Audience response to a performance of the play at Tel Aviv University in January 2004 during Stacie’s first visit to Israel-supported by the Center for Jewish Culture & Creativity and the Fulbright Foundation-made it clear that this story of possibility, couched in humor, and set comfortably in the context of a far-away American family, lands profoundly for an Israeli audience. It’s not only about their own shattered families: It’s about their shattered world.
 
The Center invited Stacie to spend three months in Israel as a Cultural Ambassador, beginning May 2004, during which time she worked with Israeli string bassist Eli Magen to create a new interactive live bass score for the play, trying the new work out in before diverse audiences in community centers in Arad and Beer Sheva, and major theatres like Arab-Hebrew in Jaffa, and the Cameri in Tel Aviv. Their work was honored with an invitation to perform at Habima’s TeatroNetto Festival of Solo Plays in 2005. The international arm of the festival was, unfortunately postponed, due to lack of funding.
 
PROJECT SUPPORTERS
This project received substantial support from the Center for Jewish Culture & Creativity (Los Angeles/Tel Aviv), which made arrangements for the residency at Mishkan Omanim, from the California Arts Council, and from the Durfee Foundation, Los Angeles, which awarded Chaiken an Artist Completion grant to support the collaboration with Magen. The American Embassy in Tel Aviv provided funding for English supertitles. Countless friends and family members attended readings of Looking for Louie at Los Angeles home parties hosted by Naomi Heller, and made contributions to the project.
 
Other supporters include Marilyn Fox and Pacific Resident Theatre, where Louie received it's world premiere in the summer of 2000; Arye Gross and Stages Theatre Center, Richard Fancy, Jan Lewis and the Jewish Women's Theatre Project, and the many many others who have contributed their time and ideas to the creation of Looking for Louie over the past six years.
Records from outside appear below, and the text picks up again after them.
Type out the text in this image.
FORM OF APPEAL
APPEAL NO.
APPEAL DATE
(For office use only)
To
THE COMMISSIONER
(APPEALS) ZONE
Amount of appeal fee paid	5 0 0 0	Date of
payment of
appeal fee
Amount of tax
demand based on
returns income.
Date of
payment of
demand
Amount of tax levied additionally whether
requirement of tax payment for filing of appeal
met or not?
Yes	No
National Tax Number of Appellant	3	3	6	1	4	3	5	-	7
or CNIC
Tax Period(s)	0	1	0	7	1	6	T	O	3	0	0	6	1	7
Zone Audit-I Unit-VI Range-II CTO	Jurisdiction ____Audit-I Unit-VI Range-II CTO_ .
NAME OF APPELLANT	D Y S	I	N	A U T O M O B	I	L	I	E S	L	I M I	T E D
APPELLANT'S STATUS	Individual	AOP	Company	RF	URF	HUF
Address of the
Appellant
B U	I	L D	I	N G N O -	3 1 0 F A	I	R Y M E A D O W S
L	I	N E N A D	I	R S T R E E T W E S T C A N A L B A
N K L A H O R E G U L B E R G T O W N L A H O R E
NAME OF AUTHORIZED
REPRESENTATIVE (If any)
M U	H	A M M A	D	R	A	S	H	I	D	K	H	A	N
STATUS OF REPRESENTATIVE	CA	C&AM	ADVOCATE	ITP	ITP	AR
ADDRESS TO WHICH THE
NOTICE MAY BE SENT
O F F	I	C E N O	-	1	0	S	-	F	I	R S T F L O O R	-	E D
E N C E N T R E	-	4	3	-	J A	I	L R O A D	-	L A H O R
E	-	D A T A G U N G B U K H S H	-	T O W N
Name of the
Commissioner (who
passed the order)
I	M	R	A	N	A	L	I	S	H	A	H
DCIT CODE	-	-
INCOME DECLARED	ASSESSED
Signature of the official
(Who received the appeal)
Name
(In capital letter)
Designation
Rabbi Mark Borovitz of Beit Tshuvah in Los Angeles served as an invaluable consultant to the story, helping to make sense of it all.
 
THE FUTURE: A NEW PLAY
The mission of the Center for Jewish Culture & Creativity is the fostering of collaboration between American and Israeli artists. During her residency in Israel, Stacie was introduced to local artists and scholars who have agreed to act as consultants on the creation of a new solo play, The Dig: Death, Genesis & the Double Helix , set in Israel and Los Angeles, in ancient times and now. The play is scheduled for a Los Angeles workshop production in the fall of 2007.